Assessment of hydrogen adsorption in high specific surface geomaterials using low-field NMR - Implications for storage and field characterization

Abstract

Natural and produced hydrogen will play a central role in decarbonizing the economy. High specific surface geomaterials can contribute H2 adsorption capacity, affecting both natural systems and storage strategies. Low-field Nuclear Magnetic Resonance NMR provides unique insights into H2 gas adsorption on nanoporous geomaterials. The cumulative NMR amplitude correlates linearly with the hydrogen mass; furthermore, measurements reveal two relaxations: a short-time relaxation for adsorbed H2 gas, and a long-time pressure-dependent relaxation for free H2 gas within pores.
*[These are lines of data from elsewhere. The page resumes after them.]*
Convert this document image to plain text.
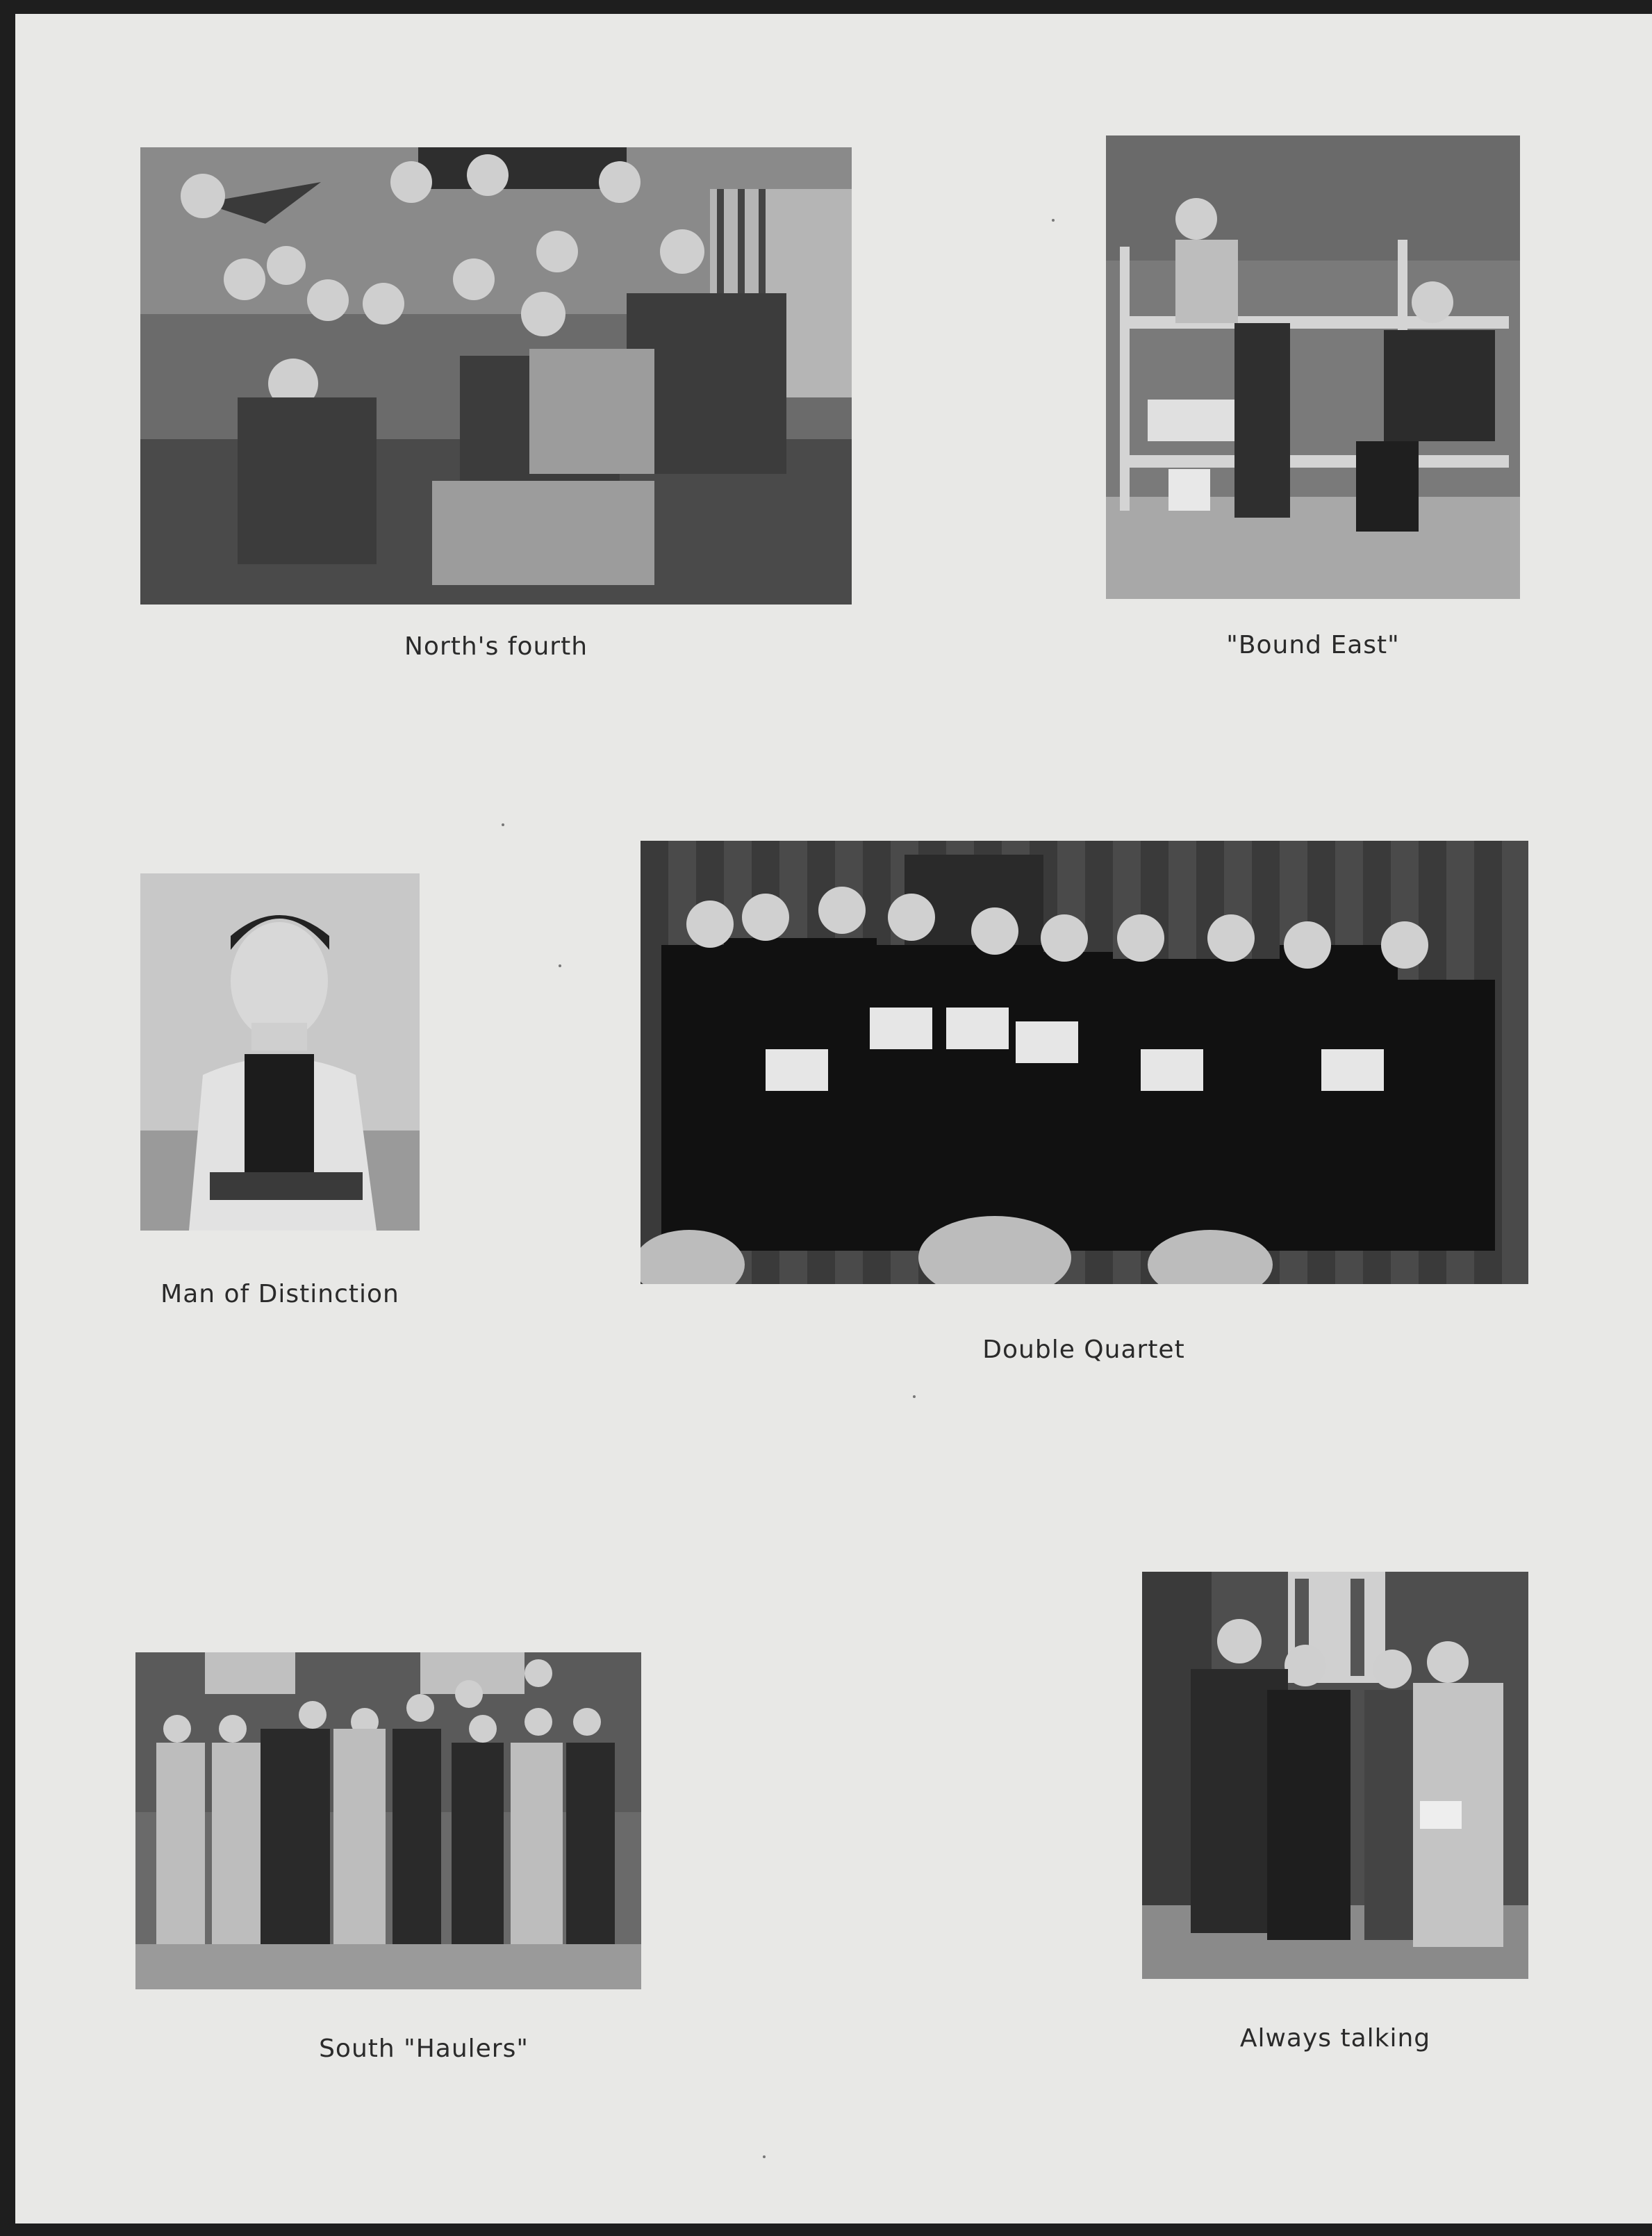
North's fourth	"Bound East"
Man of Distinction
Double Quartet
South "Haulers"	Always talking
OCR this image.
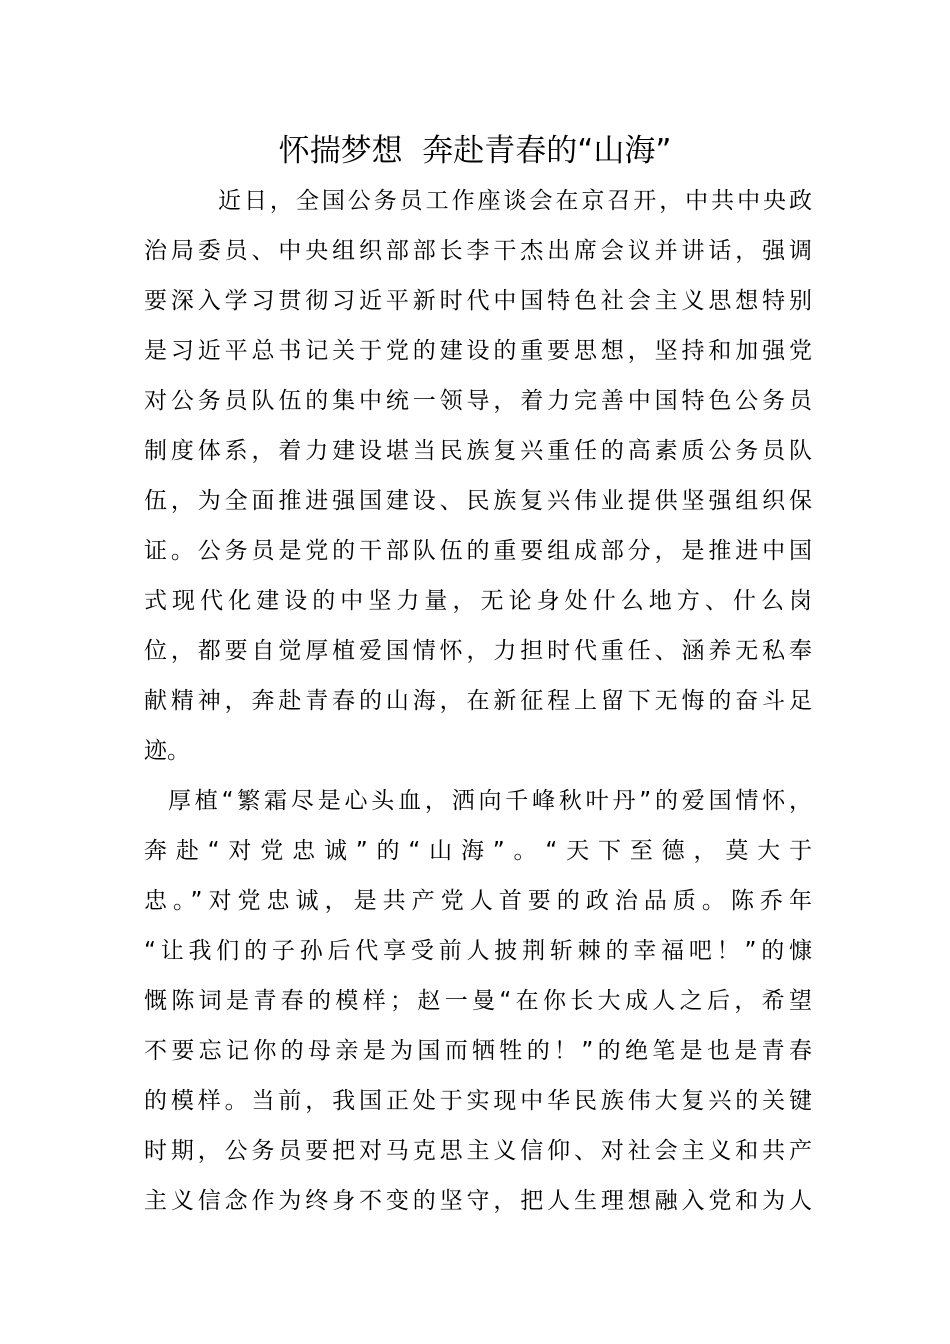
怀揣梦想  奔赴青春的“山海”
近日，全国公务员工作座谈会在京召开，中共中央政
治局委员、中央组织部部长李干杰出席会议并讲话，强调
要深入学习贯彻习近平新时代中国特色社会主义思想特别
是习近平总书记关于党的建设的重要思想，坚持和加强党
对公务员队伍的集中统一领导，着力完善中国特色公务员
制度体系，着力建设堪当民族复兴重任的高素质公务员队
伍，为全面推进强国建设、民族复兴伟业提供坚强组织保
证。公务员是党的干部队伍的重要组成部分，是推进中国
式现代化建设的中坚力量，无论身处什么地方、什么岗
位，都要自觉厚植爱国情怀，力担时代重任、涵养无私奉
献精神，奔赴青春的山海，在新征程上留下无悔的奋斗足
迹。
厚植“繁霜尽是心头血，洒向千峰秋叶丹”的爱国情怀，
奔赴“对党忠诚”的“山海”。“天下至德，莫大于
忠。”对党忠诚，是共产党人首要的政治品质。陈乔年
“让我们的子孙后代享受前人披荆斩棘的幸福吧！”的慷
慨陈词是青春的模样；赵一曼“在你长大成人之后，希望
不要忘记你的母亲是为国而牺牲的！”的绝笔是也是青春
的模样。当前，我国正处于实现中华民族伟大复兴的关键
时期，公务员要把对马克思主义信仰、对社会主义和共产
主义信念作为终身不变的坚守，把人生理想融入党和为人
NMR measurements and complementary Grand Canonical Monte Carlo simulations show 2.5-to-4 times higher density in adsorbed H2 than bulk H2. The H2 adsorption capacity varies with mineral composition, but in all cases, it increases with specific surface area. Therefore, hydrogen physisorption in nanoporous geomaterials improves storability with respect to single-phase pure gas storage when high specific surface bentonites (at low pressure) or activated carbon (at all pressures) are the adsorbents. While synthetic adsorbents may exhibit higher H2 storage capacities, the low cost of high specific surface geomaterials, the reduced storage buoyancy, and safer controlled release make these natural adsorbents particularly attractive for large-scale storage applications. The insights gained with low-field NMR measurements in the laboratory are directly applicable to the interpretation of down-hole NMR characterization tools in the field.